The main thesis of this book is that to live as a called person is to be implicated in what one knows, to have a sense of responsibility that flows out of understanding the world and our place and work in it.
He begins with talking about what it means to know the world as it is in all its ugliness and love it. Such a love is sacramental and joins with God in his care for the world. Later on, Garber speaks about how those who know and love most deeply also mourn deeply while yet living in hope. Seeing and knowing for a person living attentively to God’s call must eventuate in doing. Yet as he talks about in his chapter “the landscape of our lives”, we live in the midst of a mind- and soul-numbing glut of information that can leave us indifferent to any and everything. He talks about the sobering example of an Eichmann who could read Goethe, listen to Schubert, and plan the destruction of thousands of Jews and somehow see himself not implicated in their deaths.

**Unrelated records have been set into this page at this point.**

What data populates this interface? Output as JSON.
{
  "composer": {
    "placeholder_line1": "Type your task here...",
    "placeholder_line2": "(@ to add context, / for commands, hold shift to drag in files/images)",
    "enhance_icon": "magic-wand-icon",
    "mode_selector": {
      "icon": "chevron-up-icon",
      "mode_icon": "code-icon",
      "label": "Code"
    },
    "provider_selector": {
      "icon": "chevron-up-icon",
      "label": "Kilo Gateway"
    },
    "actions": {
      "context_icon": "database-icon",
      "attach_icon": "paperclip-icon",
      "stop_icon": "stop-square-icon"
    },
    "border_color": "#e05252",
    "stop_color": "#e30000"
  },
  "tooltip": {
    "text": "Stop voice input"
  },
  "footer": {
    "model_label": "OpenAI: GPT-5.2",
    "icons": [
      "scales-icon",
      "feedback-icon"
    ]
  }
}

Perhaps the only remedy, Garber thinks, is to “come and see” afresh the incarnate Christ, the Word become Flesh. The coming of Jesus tells us that words have to become flesh and have to be lived out in our actions in the physical world. He then gives us narratives of friends who have done this in fields as diverse as cattle ranching to health care in indigent communities. He tells of Kwang Kim, who starts asking as a student “what should the world be like” and “what should I be doing” and has translated that into decades of work in the World Bank shaping development plans that are sustainable for loan recipients and not just profitable for the bank.

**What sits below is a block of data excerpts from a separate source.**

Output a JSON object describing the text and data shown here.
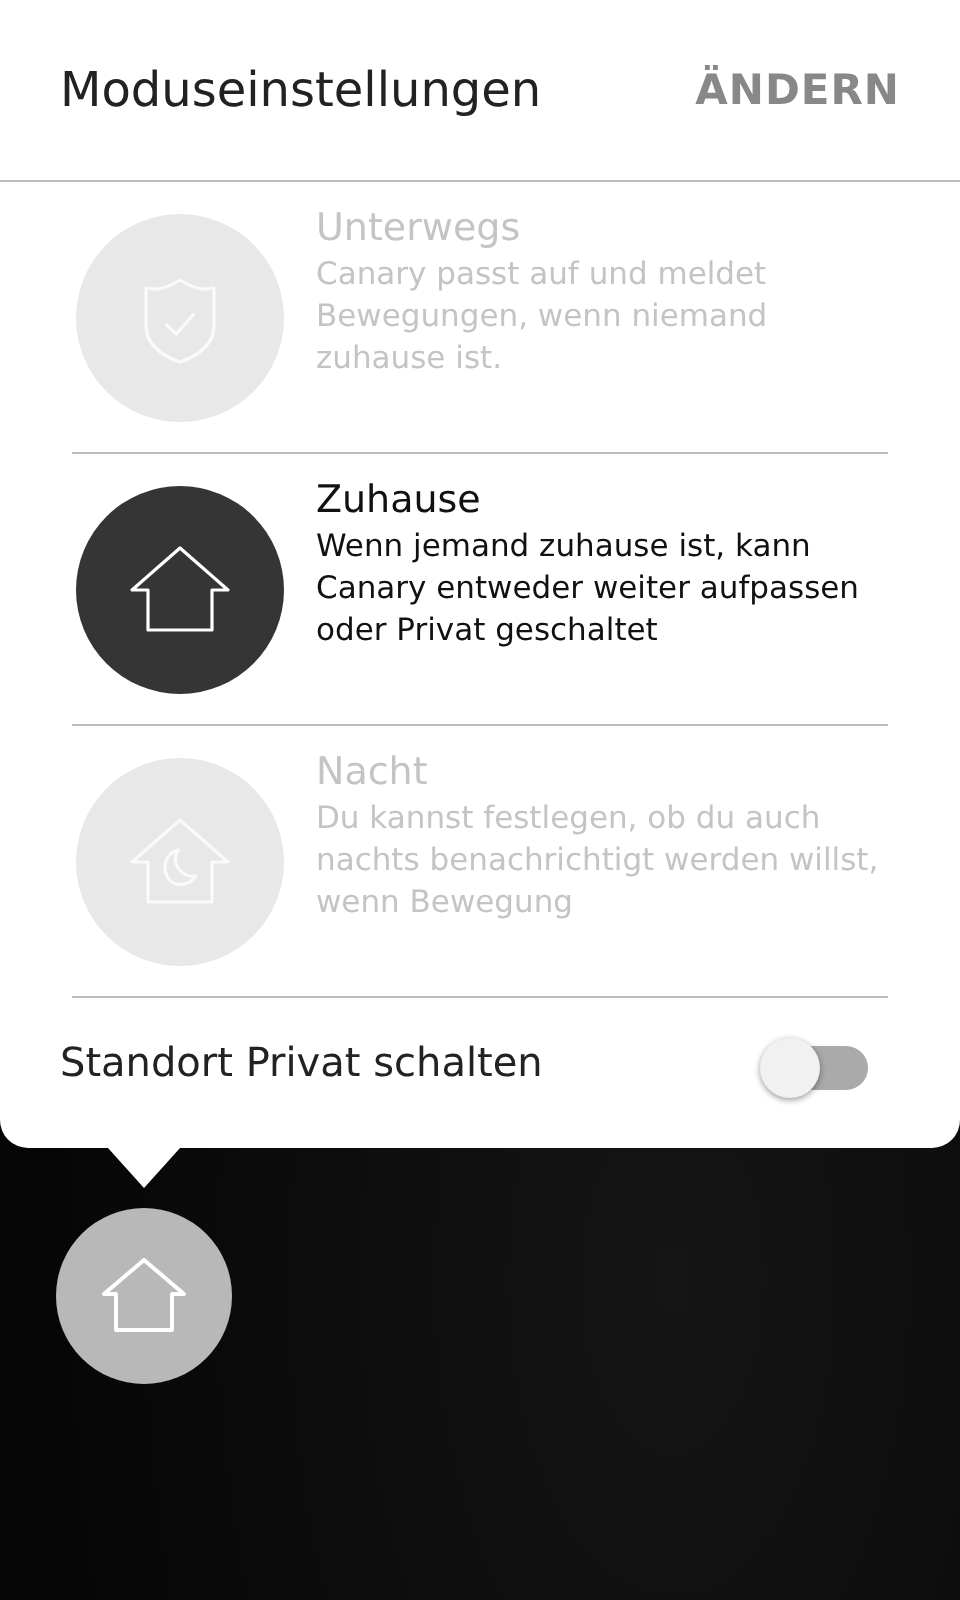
{
  "header": {
    "title": "Moduseinstellungen",
    "action": "ÄNDERN"
  },
  "modes": [
    {
      "kind": "away",
      "title": "Unterwegs",
      "description": "Canary passt auf und meldet Bewegungen, wenn niemand zuhause ist.",
      "selected": false
    },
    {
      "kind": "home",
      "title": "Zuhause",
      "description": "Wenn jemand zuhause ist, kann Canary entweder weiter aufpassen oder Privat geschaltet",
      "selected": true
    },
    {
      "kind": "night",
      "title": "Nacht",
      "description": "Du kannst festlegen, ob du auch nachts benachrichtigt werden willst, wenn Bewegung",
      "selected": false
    }
  ],
  "privacy": {
    "label": "Standort Privat schalten",
    "on": false
  }
}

The latter part of the book explores the dangers of cynicism and the necessity of realizing that all of our efforts to live out our callings will be proximate rather than perfect. We realize that we live between the already and the not yet of the kingdom and do what we can rather than what we cannot. He concludes with the story of his father whose life brought him joy and was contrasted with the high-roller with whom he was a seatmate on a flight and was stopped in his boastful tracks by the simple question of whether any of this had brought him happiness. We are left to conclude that only the life lived attending to the call of God to love the world for the good of the world can bring a deep sense of joy and satisfaction with one’s life. Garber’s book both leaves us wanting that and points the way.